Io sono Lorenzo

Io sono Lorenzo

(Frammenti di vita)

Tutte le mattine stava lì sotto una grande quercia, a tessere con abili dita fili d'erba. Avrebbe voluto leggere e scrivere, ma senza gli strumenti necessari restava solo un sogno. Lorenzo tutti i giorni mangiava pane e formaggio; tutti i giorni solo le sue dita tessevano fili d'erba, ma lui, con la sua mente, correva lontano… un sogno. Accadeva così sin da quando era venuto al mondo insieme a suo fratello. Il fratello non tesseva fili d'erba e nemmeno mangiava pane e formaggio; aveva grandi aspirazioni anche nel cibarsi bene, così tanto da uccidere il vitello più grosso e invitare gli amici per farne grandi abbuffate.

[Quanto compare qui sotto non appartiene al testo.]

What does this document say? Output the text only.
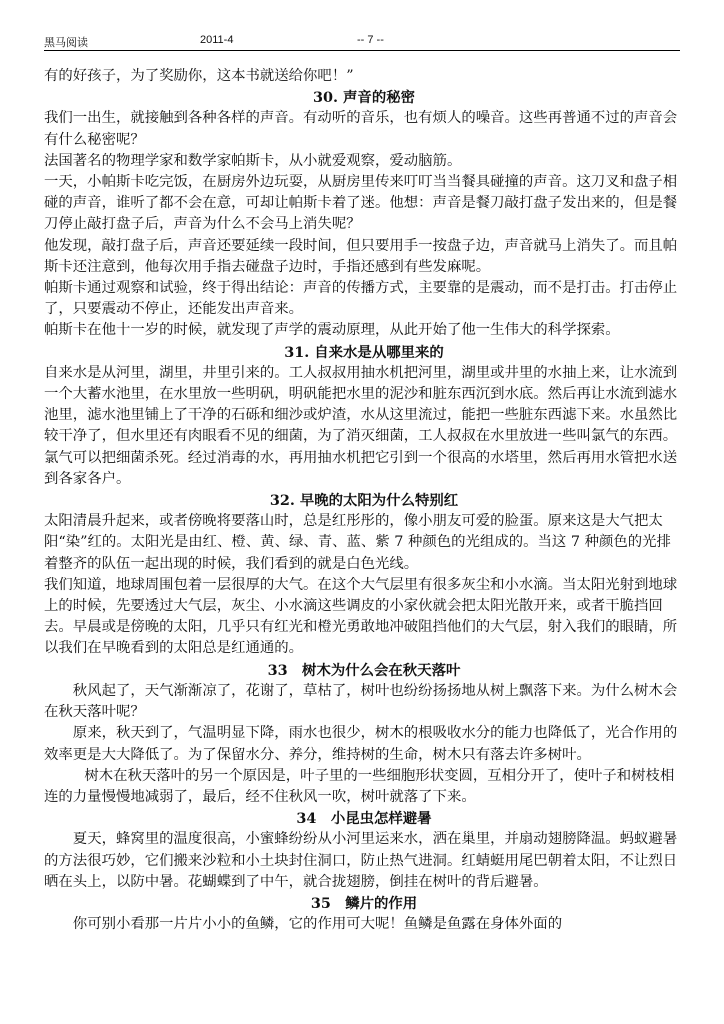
黑马阅读	2011-4	-- 7 --

有的好孩子，为了奖励你，这本书就送给你吧！”

30. 声音的秘密

我们一出生，就接触到各种各样的声音。有动听的音乐，也有烦人的噪音。这些再普通不过的声音会有什么秘密呢？

法国著名的物理学家和数学家帕斯卡，从小就爱观察，爱动脑筋。

一天，小帕斯卡吃完饭，在厨房外边玩耍，从厨房里传来叮叮当当餐具碰撞的声音。这刀叉和盘子相碰的声音，谁听了都不会在意，可却让帕斯卡着了迷。他想：声音是餐刀敲打盘子发出来的，但是餐刀停止敲打盘子后，声音为什么不会马上消失呢？

他发现，敲打盘子后，声音还要延续一段时间，但只要用手一按盘子边，声音就马上消失了。而且帕斯卡还注意到，他每次用手指去碰盘子边时，手指还感到有些发麻呢。

帕斯卡通过观察和试验，终于得出结论：声音的传播方式，主要靠的是震动，而不是打击。打击停止了，只要震动不停止，还能发出声音来。

帕斯卡在他十一岁的时候，就发现了声学的震动原理，从此开始了他一生伟大的科学探索。

31. 自来水是从哪里来的

自来水是从河里，湖里，井里引来的。工人叔叔用抽水机把河里，湖里或井里的水抽上来，让水流到一个大蓄水池里，在水里放一些明矾，明矾能把水里的泥沙和脏东西沉到水底。然后再让水流到滤水池里，滤水池里铺上了干净的石砾和细沙或炉渣，水从这里流过，能把一些脏东西滤下来。水虽然比较干净了，但水里还有肉眼看不见的细菌，为了消灭细菌，工人叔叔在水里放进一些叫氯气的东西。氯气可以把细菌杀死。经过消毒的水，再用抽水机把它引到一个很高的水塔里，然后再用水管把水送到各家各户。

32. 早晚的太阳为什么特别红

太阳清晨升起来，或者傍晚将要落山时，总是红彤彤的，像小朋友可爱的脸蛋。原来这是大气把太阳“染”红的。太阳光是由红、橙、黄、绿、青、蓝、紫 7 种颜色的光组成的。当这 7 种颜色的光排着整齐的队伍一起出现的时候，我们看到的就是白色光线。

我们知道，地球周围包着一层很厚的大气。在这个大气层里有很多灰尘和小水滴。当太阳光射到地球上的时候，先要透过大气层，灰尘、小水滴这些调皮的小家伙就会把太阳光散开来，或者干脆挡回去。早晨或是傍晚的太阳，几乎只有红光和橙光勇敢地冲破阻挡他们的大气层，射入我们的眼睛，所以我们在早晚看到的太阳总是红通通的。

33　树木为什么会在秋天落叶

秋风起了，天气渐渐凉了，花谢了，草枯了，树叶也纷纷扬扬地从树上飘落下来。为什么树木会在秋天落叶呢？

原来，秋天到了，气温明显下降，雨水也很少，树木的根吸收水分的能力也降低了，光合作用的效率更是大大降低了。为了保留水分、养分，维持树的生命，树木只有落去许多树叶。

树木在秋天落叶的另一个原因是，叶子里的一些细胞形状变圆，互相分开了，使叶子和树枝相连的力量慢慢地减弱了，最后，经不住秋风一吹，树叶就落了下来。

34　小昆虫怎样避暑

夏天，蜂窝里的温度很高，小蜜蜂纷纷从小河里运来水，洒在巢里，并扇动翅膀降温。蚂蚁避暑的方法很巧妙，它们搬来沙粒和小土块封住洞口，防止热气进洞。红蜻蜓用尾巴朝着太阳，不让烈日晒在头上，以防中暑。花蝴蝶到了中午，就合拢翅膀，倒挂在树叶的背后避暑。

35　鳞片的作用

你可别小看那一片片小小的鱼鳞，它的作用可大呢！鱼鳞是鱼露在身体外面的
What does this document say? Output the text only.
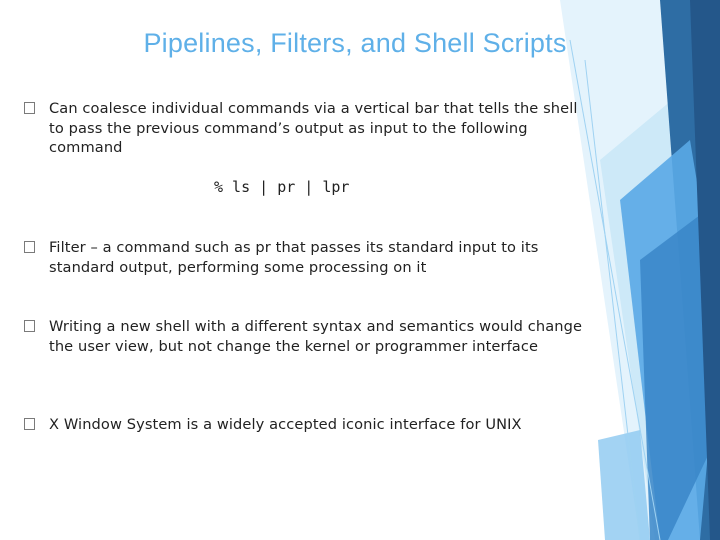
Pipelines, Filters, and Shell Scripts
Can coalesce individual commands via a vertical bar that tells the shell to pass the previous command’s output as input to the following command
% ls | pr | lpr
Filter – a command such as pr that passes its standard input to its standard output, performing some processing on it
Writing a new shell with a different syntax and semantics would change the user view, but not change the kernel or programmer interface
X Window System is a widely accepted iconic interface for UNIX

Il padre e la madre, stanchi del duro lavoro sotto padrone, la sera notavano il temperamento dissimile dei due figli, l'uno così diverso dall'altro: uno si stringeva al collo della madre regalandole sogni, l'altro si stringeva alla vita con richieste, scuse e bugie, come il giorno che, per saziare la sua gola, inventò l'incidente di una capra, sì una capra caduta in un dirupo… costretto da quella avversità organizzò un banchetto e fece onore a quel buon pasto.

Passavano gli anni e Lorenzo dimostrava gratitudine alla vita ma sdegno ai soprusi, ai sogni irrealizzabili e, mentre tesseva erba con le dita, non gli bastava più la visione bucolica che ogni giorno si presentava ai suoi occhi: campi sterminati e mandrie sciolte come nuvole a terra che belano armoniosamente in una sinfonia magistralmente diretta, quasi fosse lì il più grande maestro della più nota orchestra dei primi del ‘900.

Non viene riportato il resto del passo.